Bolivia se acerca a la mitad de los 90 días de vigencia del estado de excepción que permitió levantar los bloqueos de caminos más prolongados y dañinos de los últimos años. La medida extraordinaria devolvió la transitabilidad al país, restableció el abastecimiento y evitó que la crisis continuara profundizándose. Pero mientras el reloj avanza hacia el fin de esa excepcionalidad, la Asamblea Legislativa Plurinacional permanece inmóvil frente a una responsabilidad que ya no admite excusas.
Los bloqueos dejaron una huella que difícilmente podrá borrarse. La economía sufrió pérdidas multimillonarias, miles de productores vieron frustrado el fruto de su trabajo, el comercio fue paralizado, los servicios esenciales resultaron afectados y decenas de familias quedaron marcadas por la tragedia. Bolivia comprobó, una vez más, que los bloqueos dejaron de ser un simple mecanismo de protesta para convertirse en un instrumento capaz de poner de rodillas al país entero.
Paradójicamente, esa experiencia no ha producido la reacción que cabía esperar del Órgano Legislativo. Mientras el Ejecutivo asumió el costo político de decretar un estado de excepción para recuperar el orden público, la Asamblea no ha demostrado la menor urgencia para debatir y aprobar las leyes que impidan que una crisis semejante vuelva a repetirse. Los proyectos de ley para sancionar bloqueos de caminos perjudiciales existen. Lo que falta es voluntad política.
No es aceptable que, después de una crisis de semejante magnitud, los legisladores actúen como si el problema hubiera desaparecido por el simple hecho de que los caminos del país hoy están despejados. Precisamente porque el tránsito fue restablecido es cuando corresponde legislar con serenidad, lejos de la presión de la confrontación y pensando en el interés nacional. Esperar a que estalle un nuevo conflicto para volver a improvisar sería una demostración de irresponsabilidad institucional.

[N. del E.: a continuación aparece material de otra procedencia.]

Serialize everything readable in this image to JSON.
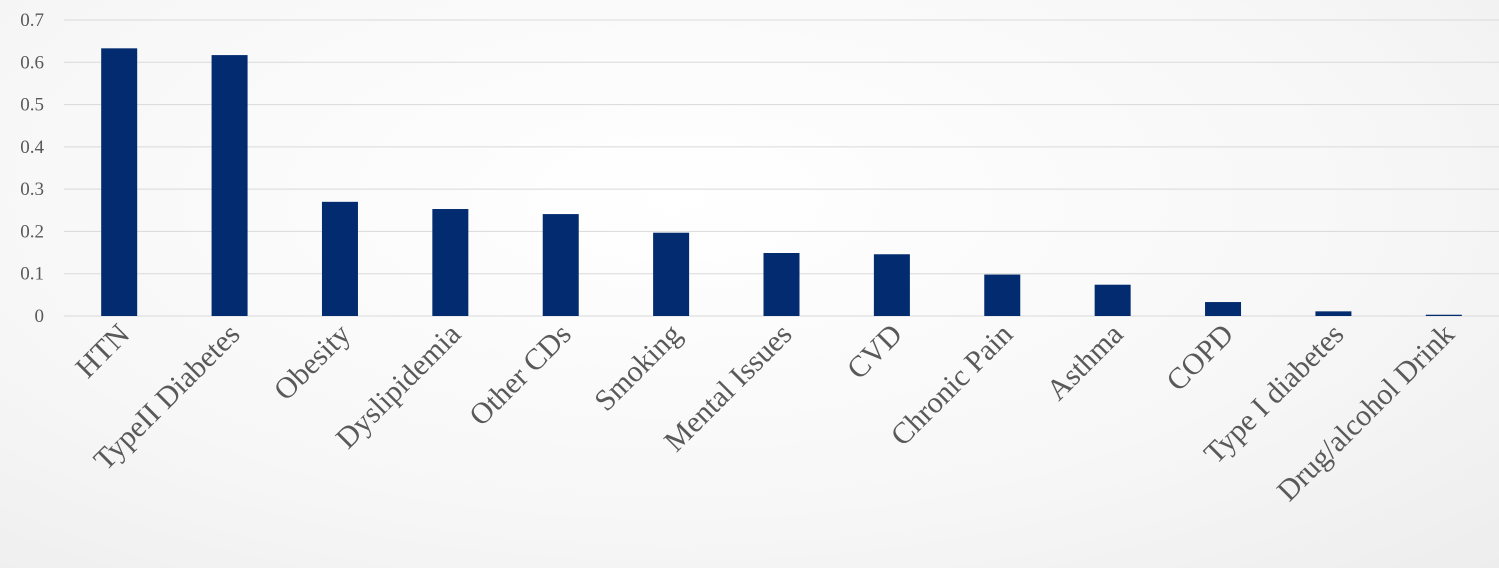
{
  "chart_data": {
    "type": "bar",
    "title": "",
    "xlabel": "",
    "ylabel": "",
    "ylim": [
      0,
      0.7
    ],
    "yticks": [
      "0",
      "0.1",
      "0.2",
      "0.3",
      "0.4",
      "0.5",
      "0.6",
      "0.7"
    ],
    "grid": true,
    "legend": "none",
    "categories": [
      "HTN",
      "TypeII Diabetes",
      "Obesity",
      "Dyslipidemia",
      "Other CDs",
      "Smoking",
      "Mental Issues",
      "CVD",
      "Chronic Pain",
      "Asthma",
      "COPD",
      "Type I diabetes",
      "Drug/alcohol Drink"
    ],
    "series": [
      {
        "values": [
          0.633,
          0.617,
          0.27,
          0.253,
          0.241,
          0.197,
          0.149,
          0.146,
          0.098,
          0.074,
          0.033,
          0.011,
          0.003
        ]
      }
    ],
    "colors": {
      "bar": "#032B6F",
      "grid": "#D9D9D9",
      "text": "#595959"
    }
  }
}
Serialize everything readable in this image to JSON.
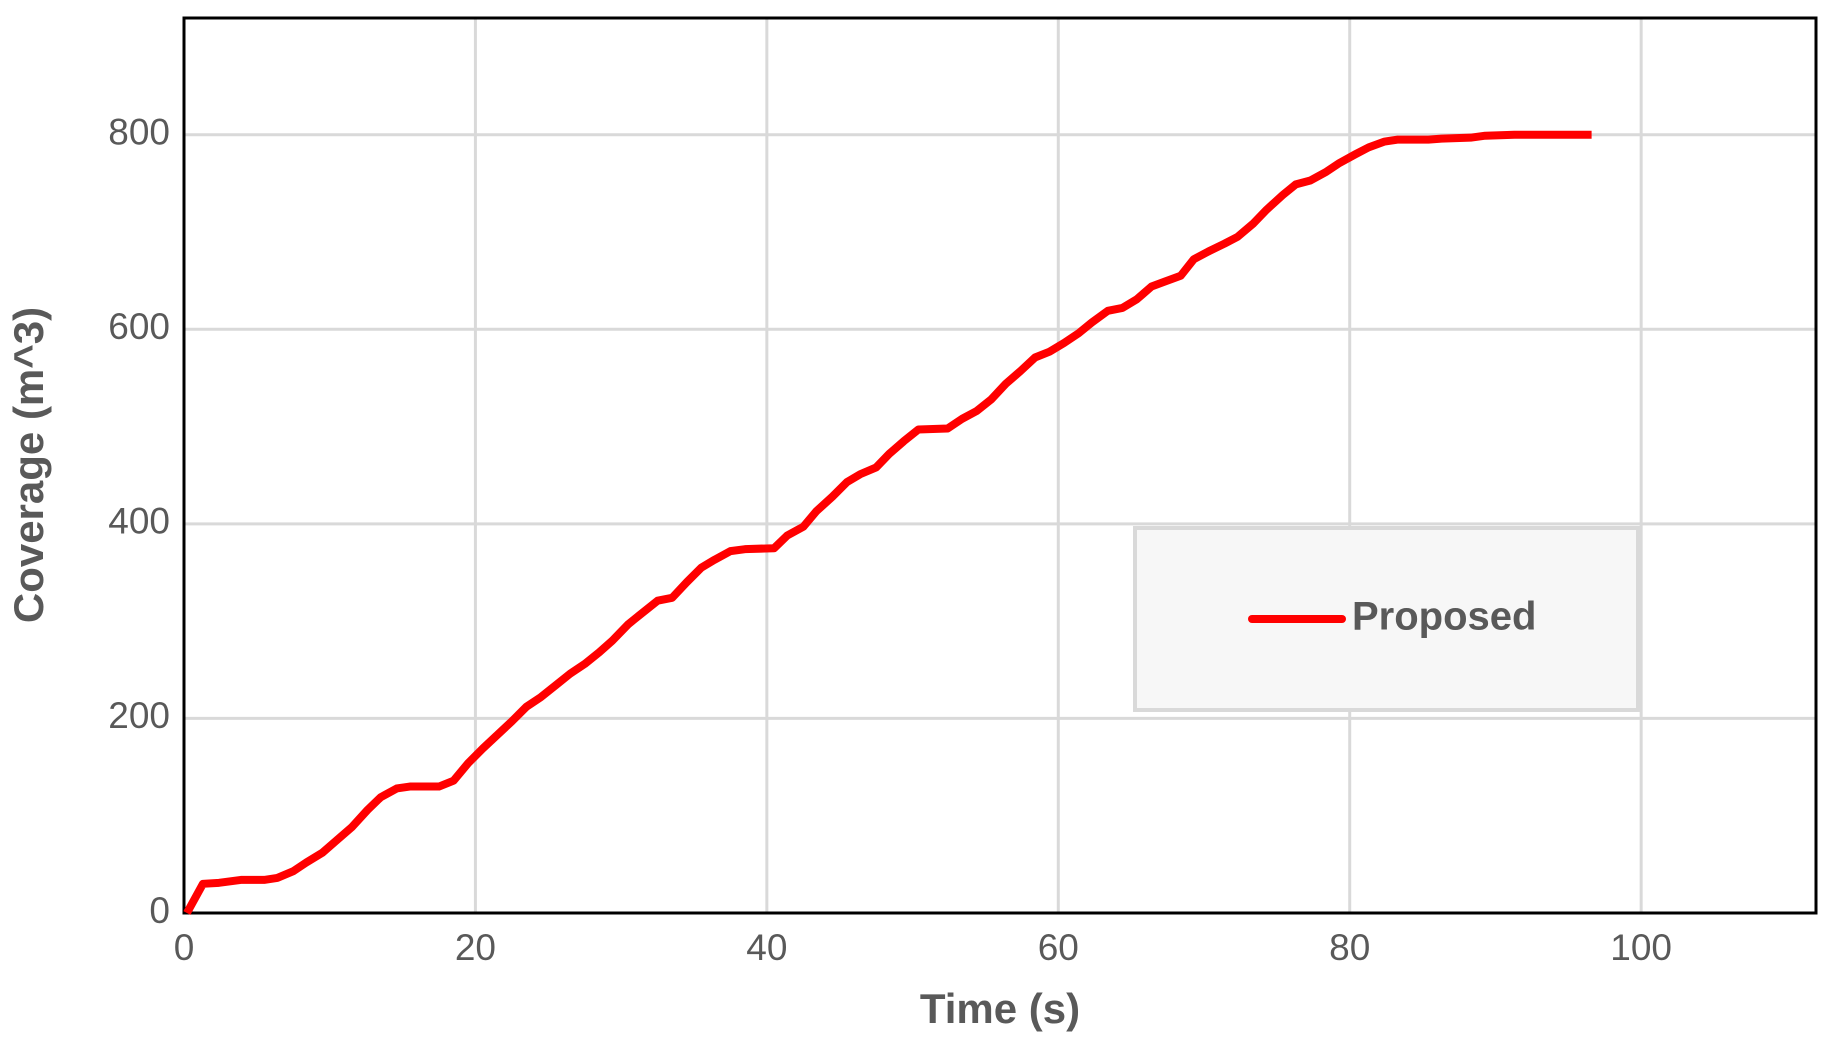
{
  "chart_data": {
    "type": "line",
    "x_label": "Time (s)",
    "y_label": "Coverage (m^3)",
    "xlim": [
      0,
      112
    ],
    "ylim": [
      0,
      920
    ],
    "xticks": [
      0,
      20,
      40,
      60,
      80,
      100
    ],
    "yticks": [
      0,
      200,
      400,
      600,
      800
    ],
    "grid": true,
    "legend": "right",
    "series": [
      {
        "name": "Proposed",
        "color": "#ff0000",
        "x": [
          0.2,
          1.3,
          2.4,
          3.9,
          5.5,
          6.4,
          7.5,
          8.4,
          9.5,
          10.5,
          11.5,
          12.6,
          13.5,
          14.6,
          15.5,
          17.5,
          18.5,
          19.5,
          20.5,
          21.5,
          22.5,
          23.5,
          24.5,
          25.5,
          26.5,
          27.5,
          28.5,
          29.4,
          30.5,
          31.5,
          32.5,
          33.5,
          34.5,
          35.5,
          36.4,
          37.5,
          38.5,
          40.5,
          41.4,
          42.5,
          43.4,
          44.5,
          45.5,
          46.4,
          47.5,
          48.4,
          49.4,
          50.4,
          52.4,
          53.4,
          54.4,
          55.4,
          56.4,
          57.4,
          58.4,
          59.4,
          60.4,
          61.4,
          62.3,
          63.4,
          64.4,
          65.4,
          66.4,
          67.3,
          68.4,
          69.3,
          70.3,
          71.4,
          72.3,
          73.4,
          74.3,
          75.4,
          76.3,
          77.3,
          78.4,
          79.3,
          80.4,
          81.3,
          82.4,
          83.3,
          85.4,
          86.3,
          88.3,
          89.3,
          91.3,
          93.2,
          96.6
        ],
        "values": [
          0,
          30,
          31,
          34,
          34,
          36,
          43,
          52,
          62,
          75,
          88,
          106,
          119,
          128,
          130,
          130,
          136,
          154,
          169,
          183,
          197,
          212,
          222,
          234,
          246,
          256,
          268,
          280,
          297,
          309,
          321,
          324,
          340,
          355,
          363,
          372,
          374,
          375,
          388,
          397,
          413,
          428,
          443,
          451,
          458,
          472,
          485,
          497,
          498,
          508,
          516,
          528,
          544,
          557,
          571,
          577,
          586,
          596,
          607,
          619,
          622,
          631,
          644,
          649,
          655,
          672,
          680,
          688,
          695,
          709,
          723,
          738,
          749,
          753,
          762,
          771,
          780,
          787,
          793,
          795,
          795,
          796,
          797,
          799,
          800,
          800,
          800
        ]
      }
    ]
  }
}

Conviene recordar que el derecho a la protesta no es absoluto. Ninguna democracia puede admitir que, en nombre de una reivindicación sectorial, se vulneren derechos tan elementales como la libre circulación, el acceso a la salud, el abastecimiento de alimentos o la continuidad de las actividades económicas. La Constitución Política del Estado protege todos esos derechos, no únicamente el de manifestarse.
La pregunta es inevitable: ¿qué ocurrirá cuando concluya el estado de excepción? Si la Asamblea mantiene su pasividad, Bolivia regresará exactamente al mismo escenario jurídico que permitió más de cincuenta días de bloqueos, pérdidas económicas, desabastecimiento y muerte. En otras palabras, el país volverá a depender de medidas extraordinarias cada vez que un grupo decida cerrar las carreteras.
Sería un fracaso institucional de enormes proporciones. Las democracias se fortalecen con leyes, no con estados de excepción permanentes. Estos son recursos extremos y temporales; las normas aprobadas por el Legislativo son las que garantizan estabilidad, previsibilidad y seguridad jurídica.
La Asamblea Legislativa Plurinacional todavía está a tiempo de saldar esta deuda con el país. Pero el tiempo se agota. Cada día que transcurre sin debatir ni aprobar una legislación eficaz contra los bloqueos ilegales acerca a Bolivia a la posibilidad de repetir una crisis que ya demostró ser demasiado costosa. Si los legisladores dejan pasar esta oportunidad, serán ellos quienes deban responder cuando las carreteras vuelvan a convertirse en el escenario de una tragedia que pudo haberse evitado.